Прометей раскованный | страница 34
Арцимович состроил насмешливую гримасу:
— Есть о чем спорить! Постоянно воспроизводятся и просчеты. В каждом эксперименте накладывается что-то постороннее или не учитывается что-то нужное. Роден говорил: я делаю статую так — беру кусок мрамора и отсекаю все лишнее. Вот когда эксперимент будет как статуя Родена… Раньше я свою подпись под публикацией не поставлю.
— И дождетесь, что кто-нибудь откроет резонансное поглощение нейтронов и раньше вас опубликует его, а вы останетесь с носом, — предсказал Алиханов.
Курчатов всей своей интуицией физика ощущал, что найдена важная закономерность, не ученическое повторение чужих открытий. Но Арцимович признавал лишь строгие доказательства, над ощущениями он посмеивался. Курчатов нередко терялся, когда насмешливый друг излагал свои контрдоводы.
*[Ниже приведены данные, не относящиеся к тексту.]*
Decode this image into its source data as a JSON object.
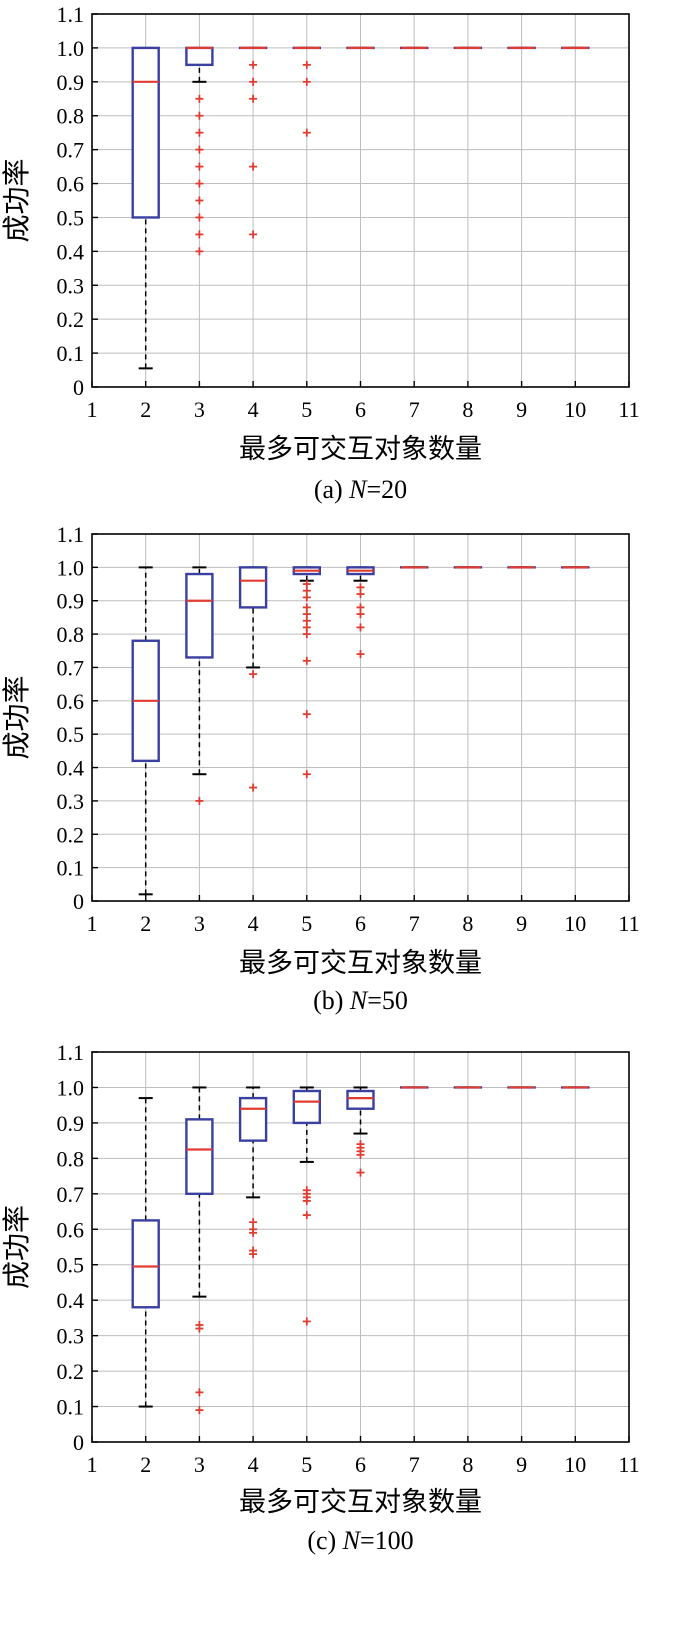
{
  "chart_data": [
    {
      "type": "box",
      "caption_prefix": "(a) ",
      "caption_var": "N",
      "caption_suffix": "=20",
      "xlabel": "最多可交互对象数量",
      "ylabel": "成功率",
      "xlim": [
        1,
        11
      ],
      "ylim": [
        0,
        1.1
      ],
      "xticks": [
        "1",
        "2",
        "3",
        "4",
        "5",
        "6",
        "7",
        "8",
        "9",
        "10",
        "11"
      ],
      "yticks": [
        "0",
        "0.1",
        "0.2",
        "0.3",
        "0.4",
        "0.5",
        "0.6",
        "0.7",
        "0.8",
        "0.9",
        "1.0",
        "1.1"
      ],
      "grid": true,
      "boxes": [
        {
          "x": 2,
          "q1": 0.5,
          "median": 0.9,
          "q3": 1.0,
          "whisker_low": 0.055,
          "whisker_high": 1.0,
          "outliers": []
        },
        {
          "x": 3,
          "q1": 0.95,
          "median": 1.0,
          "q3": 1.0,
          "whisker_low": 0.9,
          "whisker_high": 1.0,
          "outliers": [
            0.4,
            0.45,
            0.5,
            0.55,
            0.6,
            0.65,
            0.7,
            0.75,
            0.8,
            0.85
          ]
        },
        {
          "x": 4,
          "q1": 1.0,
          "median": 1.0,
          "q3": 1.0,
          "whisker_low": 1.0,
          "whisker_high": 1.0,
          "outliers": [
            0.45,
            0.65,
            0.85,
            0.9,
            0.95
          ]
        },
        {
          "x": 5,
          "q1": 1.0,
          "median": 1.0,
          "q3": 1.0,
          "whisker_low": 1.0,
          "whisker_high": 1.0,
          "outliers": [
            0.75,
            0.9,
            0.95
          ]
        },
        {
          "x": 6,
          "q1": 1.0,
          "median": 1.0,
          "q3": 1.0,
          "whisker_low": 1.0,
          "whisker_high": 1.0,
          "outliers": []
        },
        {
          "x": 7,
          "q1": 1.0,
          "median": 1.0,
          "q3": 1.0,
          "whisker_low": 1.0,
          "whisker_high": 1.0,
          "outliers": []
        },
        {
          "x": 8,
          "q1": 1.0,
          "median": 1.0,
          "q3": 1.0,
          "whisker_low": 1.0,
          "whisker_high": 1.0,
          "outliers": []
        },
        {
          "x": 9,
          "q1": 1.0,
          "median": 1.0,
          "q3": 1.0,
          "whisker_low": 1.0,
          "whisker_high": 1.0,
          "outliers": []
        },
        {
          "x": 10,
          "q1": 1.0,
          "median": 1.0,
          "q3": 1.0,
          "whisker_low": 1.0,
          "whisker_high": 1.0,
          "outliers": []
        }
      ]
    },
    {
      "type": "box",
      "caption_prefix": "(b) ",
      "caption_var": "N",
      "caption_suffix": "=50",
      "xlabel": "最多可交互对象数量",
      "ylabel": "成功率",
      "xlim": [
        1,
        11
      ],
      "ylim": [
        0,
        1.1
      ],
      "xticks": [
        "1",
        "2",
        "3",
        "4",
        "5",
        "6",
        "7",
        "8",
        "9",
        "10",
        "11"
      ],
      "yticks": [
        "0",
        "0.1",
        "0.2",
        "0.3",
        "0.4",
        "0.5",
        "0.6",
        "0.7",
        "0.8",
        "0.9",
        "1.0",
        "1.1"
      ],
      "grid": true,
      "boxes": [
        {
          "x": 2,
          "q1": 0.42,
          "median": 0.6,
          "q3": 0.78,
          "whisker_low": 0.02,
          "whisker_high": 1.0,
          "outliers": []
        },
        {
          "x": 3,
          "q1": 0.73,
          "median": 0.9,
          "q3": 0.98,
          "whisker_low": 0.38,
          "whisker_high": 1.0,
          "outliers": [
            0.3
          ]
        },
        {
          "x": 4,
          "q1": 0.88,
          "median": 0.96,
          "q3": 1.0,
          "whisker_low": 0.7,
          "whisker_high": 1.0,
          "outliers": [
            0.34,
            0.68
          ]
        },
        {
          "x": 5,
          "q1": 0.98,
          "median": 0.99,
          "q3": 1.0,
          "whisker_low": 0.96,
          "whisker_high": 1.0,
          "outliers": [
            0.38,
            0.56,
            0.72,
            0.8,
            0.82,
            0.84,
            0.86,
            0.88,
            0.91,
            0.93,
            0.95
          ]
        },
        {
          "x": 6,
          "q1": 0.98,
          "median": 0.99,
          "q3": 1.0,
          "whisker_low": 0.96,
          "whisker_high": 1.0,
          "outliers": [
            0.74,
            0.82,
            0.86,
            0.88,
            0.92,
            0.94
          ]
        },
        {
          "x": 7,
          "q1": 1.0,
          "median": 1.0,
          "q3": 1.0,
          "whisker_low": 1.0,
          "whisker_high": 1.0,
          "outliers": []
        },
        {
          "x": 8,
          "q1": 1.0,
          "median": 1.0,
          "q3": 1.0,
          "whisker_low": 1.0,
          "whisker_high": 1.0,
          "outliers": []
        },
        {
          "x": 9,
          "q1": 1.0,
          "median": 1.0,
          "q3": 1.0,
          "whisker_low": 1.0,
          "whisker_high": 1.0,
          "outliers": []
        },
        {
          "x": 10,
          "q1": 1.0,
          "median": 1.0,
          "q3": 1.0,
          "whisker_low": 1.0,
          "whisker_high": 1.0,
          "outliers": []
        }
      ]
    },
    {
      "type": "box",
      "caption_prefix": "(c) ",
      "caption_var": "N",
      "caption_suffix": "=100",
      "xlabel": "最多可交互对象数量",
      "ylabel": "成功率",
      "xlim": [
        1,
        11
      ],
      "ylim": [
        0,
        1.1
      ],
      "xticks": [
        "1",
        "2",
        "3",
        "4",
        "5",
        "6",
        "7",
        "8",
        "9",
        "10",
        "11"
      ],
      "yticks": [
        "0",
        "0.1",
        "0.2",
        "0.3",
        "0.4",
        "0.5",
        "0.6",
        "0.7",
        "0.8",
        "0.9",
        "1.0",
        "1.1"
      ],
      "grid": true,
      "boxes": [
        {
          "x": 2,
          "q1": 0.38,
          "median": 0.495,
          "q3": 0.625,
          "whisker_low": 0.1,
          "whisker_high": 0.97,
          "outliers": []
        },
        {
          "x": 3,
          "q1": 0.7,
          "median": 0.825,
          "q3": 0.91,
          "whisker_low": 0.41,
          "whisker_high": 1.0,
          "outliers": [
            0.09,
            0.14,
            0.32,
            0.33
          ]
        },
        {
          "x": 4,
          "q1": 0.85,
          "median": 0.94,
          "q3": 0.97,
          "whisker_low": 0.69,
          "whisker_high": 1.0,
          "outliers": [
            0.53,
            0.54,
            0.59,
            0.6,
            0.62
          ]
        },
        {
          "x": 5,
          "q1": 0.9,
          "median": 0.96,
          "q3": 0.99,
          "whisker_low": 0.79,
          "whisker_high": 1.0,
          "outliers": [
            0.34,
            0.64,
            0.68,
            0.69,
            0.7,
            0.71
          ]
        },
        {
          "x": 6,
          "q1": 0.94,
          "median": 0.97,
          "q3": 0.99,
          "whisker_low": 0.87,
          "whisker_high": 1.0,
          "outliers": [
            0.76,
            0.81,
            0.82,
            0.83,
            0.84
          ]
        },
        {
          "x": 7,
          "q1": 1.0,
          "median": 1.0,
          "q3": 1.0,
          "whisker_low": 1.0,
          "whisker_high": 1.0,
          "outliers": []
        },
        {
          "x": 8,
          "q1": 1.0,
          "median": 1.0,
          "q3": 1.0,
          "whisker_low": 1.0,
          "whisker_high": 1.0,
          "outliers": []
        },
        {
          "x": 9,
          "q1": 1.0,
          "median": 1.0,
          "q3": 1.0,
          "whisker_low": 1.0,
          "whisker_high": 1.0,
          "outliers": []
        },
        {
          "x": 10,
          "q1": 1.0,
          "median": 1.0,
          "q3": 1.0,
          "whisker_low": 1.0,
          "whisker_high": 1.0,
          "outliers": []
        }
      ]
    }
  ]
}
Порой даже пропадала охота работать над тем, что попадало под язвительный обстрел Арцимовича.
— Я на днях уезжаю в Харьков, — сказал Курчатов, устав от споров. — Постараюсь заинтересовать Кирилла и других харьковчан в наших опытах. Если у них получится то же самое, ты перестанешь сомневаться?
— Посмотрим. И не только на то, что получится, но и на то, как получается. Воспроизводство ошибок меня не убедит, я не поклонник ошибочных повторений.
В Харьков Курчатов всегда ехал с охотой. Молодая столица Украины восхищала. Ленинград, величественный и огромный, казался завершенным, можно было часами ходить по его улицам, каналам и проспектам и не увидеть крупного строительства. Харьков менялся на глазах. К тому же в УФТИ было много друзей, это было такое же свое, родное место, как и Ленинградский Физтех. В Харькове Курчатов вместе с Синельниковым налаживал высоковольтные установки для ускорения заряженных частиц, с Вальтером разрабатывал импульсные и электростатические ускорители. Курчатов хотел возобновить совместные исследования и в новой области — бомбардировке нейтронами атомных ядер.
У Синельникова идея совместных ядерных работ энтузиазма не вызвала, он был слишком загружен неотложными делами. «Потом, Игорь, когда разделаюсь с ускорителями», — сказал он.
Вальтер, главный конструктор «Большого Ван-Граафа», электростатического ускорителя на 2,5 миллиона вольт, казался до того замотанным, что даже в редкие часы отдыха не шутил и не проказничал так увлекательно, как прежде, а просто отдыхал, как все люди. Впрочем, веселый дух, так рьяно насаждавшийся всюду Антоном, в институте не выветрился — эстафету подхватили другие. На двери заведующего теоретическим отделом висела табличка: «Лев Ландау. Осторожно, кусается!» И еще как кусался! Курчатов зашел к Ландау, когда тот орал на какого-то парня. Парень пытался что-то пролепетать в свое оправдание, профессор не давал. «Вот так, вздор немного повымели из мозгов, иди и заполняй извилины толковым материалом!» — сказал Ландау, отпуская подавленного юношу. Курчатов посочувствовал — жаль беднягу, за что его так безжалостно выгнали? Ландау удивился. «Кого выгнал? Не выгнал, а привлекаю к работе, это же настоящий физик!» Ландау, было ясно, не менялся, и в Ленинграде он был резок и нетерпим к ошибкам, а обретя самостоятельность в Харькове, стал еще резче. Опыты Ферми с нейтронами, о которых заговорил Курчатов, Ландау не захватывали. Зато о теории бета-распада того же Ферми Ландау говорил с восхищением, здесь любимая его квантовая механика непосредственно прилагалась к вопросам ядерной структуры. Но эти вопросы интересовали Курчатова меньше, да он и не разбирался в сложных математических построениях с такой легкостью, как Ландау. Если у Курчатова и появлялась мысль привлечь к нейтронной физике такого замечательного теоретика, как Ландау, то он вслух ее не высказывал.